En date de février 2007, le Centre de Documentation, de Recherche et d'Expérimentations sur les Pollutions Accidentelles des Eaux (Cedre) recensait 120 pollutions maritimes accidentelles sur la période 1960-2007.
Le 18 mars 1967, le pétrolier libérien Torrey Canyon, armé par une filiale américaine de l'Union Oil Company of California, chargé de 121.000 tonnes de brut, s'échoue entre les îles Sorlingues et la côte britannique. Malgré une mobilisation de tous les moyens de lutte disponibles, plusieurs nappes de pétrole dérivent en Manche, venant toucher les côtes britanniques et françaises. Selon le Cedre, cet accident fait découvrir à l'Europe un risque qui avait été négligé. Il donne naissance aux premiers éléments des politiques française, britannique et européenne de prévention et de lutte contre les grandes marées noires.

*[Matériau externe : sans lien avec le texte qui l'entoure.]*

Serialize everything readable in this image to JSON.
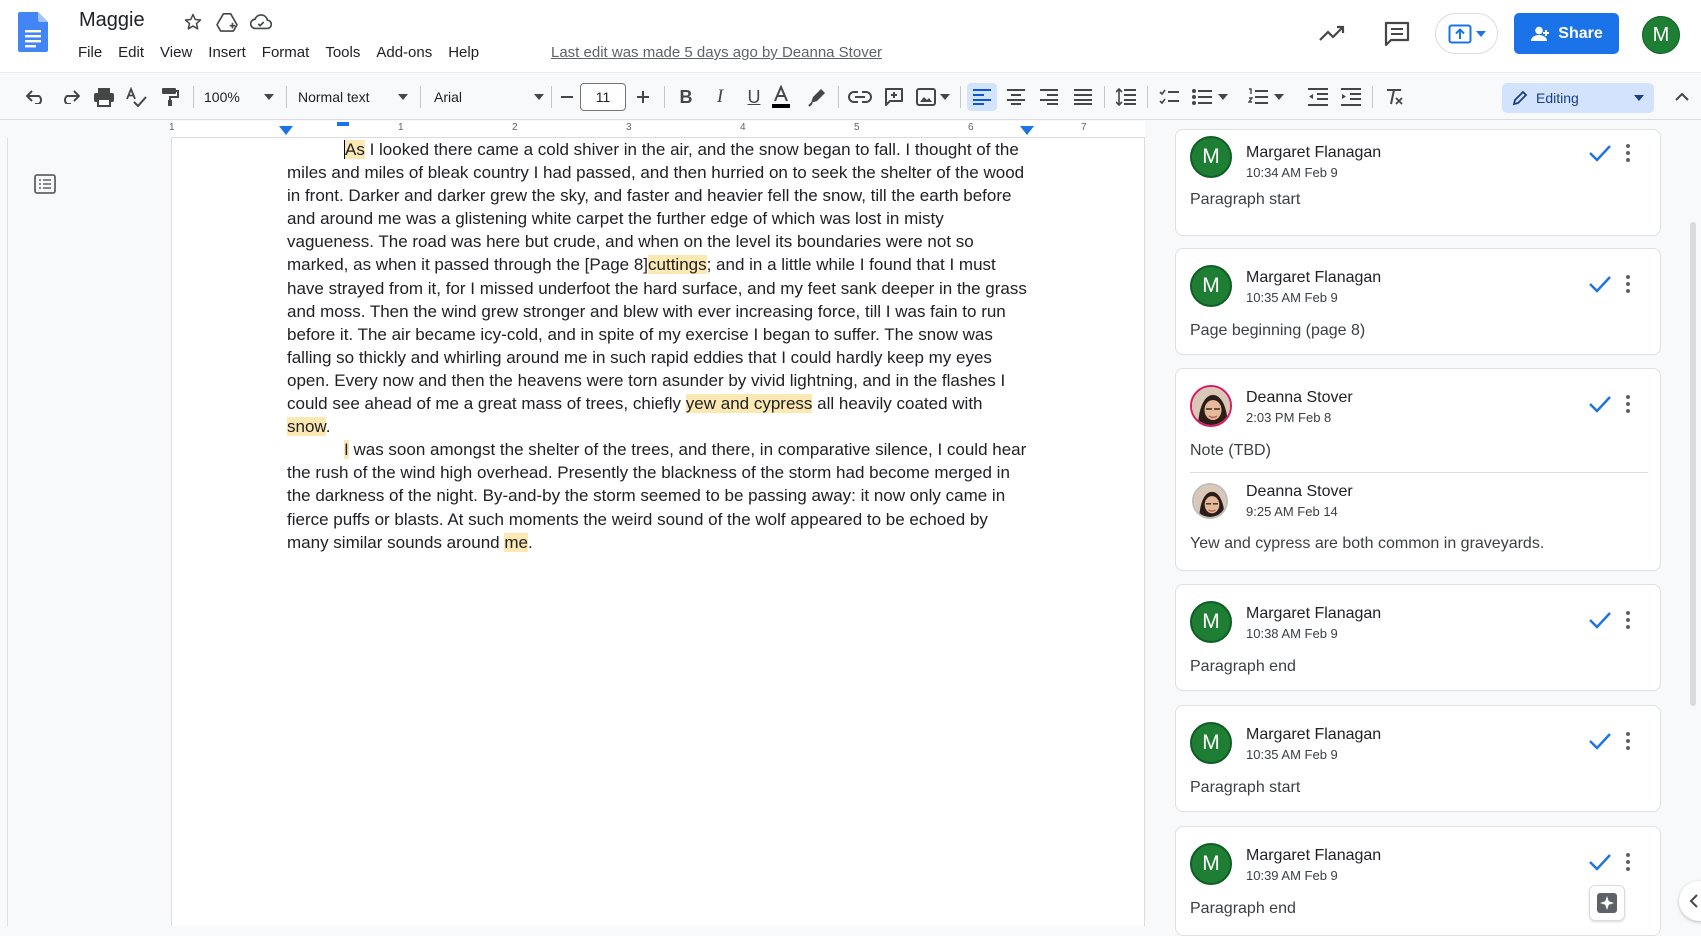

L'année 1978 verra la plus grande marée noire par échouement de pétrolier jamais enregistrée dans le monde. En effet, le 16 mars, suite à une avarie de barre, le pétrolier libérien Amoco Cadiz, transportant vers Rotterdam 220.000 tonnes de pétrole brut du Golfe, dérive vers la côte bretonne dans une forte tempête. Le navire s'échoue à 22 heures sur des brisants, devant le petit port de Portsall. Plusieurs citernes se déchirent. Très vite les premières nappes touchent la côte. En deux semaines, la totalité de la cargaison se déverse en mer. Plus de 300 kilomètres de littoral parmi les plus beaux et les plus naturels d'Europe sont souillés. Cette catastrophe conduira le gouvernement français, dont les côtes sont très gravement touchées, à refondre son plan de lutte (le plan Polmar), acquérir des stocks de matériel (les stocks Polmar), imposer des rails de circulation en Manche et créer le Cedre. L'année 1979, avec 750.000 tonnes d'hydrocarbures déversés dans les mers et les océans reste l'année la plus « noire » en termes de pollutions maritimes accidentelles. En 1992, après un marathon judiciaire et 15 millions d'euros dépensés en frais d'avocat, Amoco est condamné à verser 183 millions d'euros à l'Etat et près de 35 millions d'euros aux victimes. Le 24 mars 1989, 50.000 tonnes de pétrole s'étaient déversées dans la baie du Prince William en Alaska, après que le pétrolier Exxon Valdez heurte un récif. Le groupe Américain est condamné à verser 4,5 milliards de dollars de dommages punitifs aux victimes de la marée noire de l'Exxon Valdez, le 28 janvier 2004.
Dans la lignée, d'autres procédures judiciaires sont attendues en 2008 et notamment celle concernant le naufrage du Prestige, qui en coulant, le 19 novembre 2002, a déversé 50.000 tonnes de sa cargaison dans l'océan, polluant de fait des milliers de kilomètres de côtes en Espagne et en France.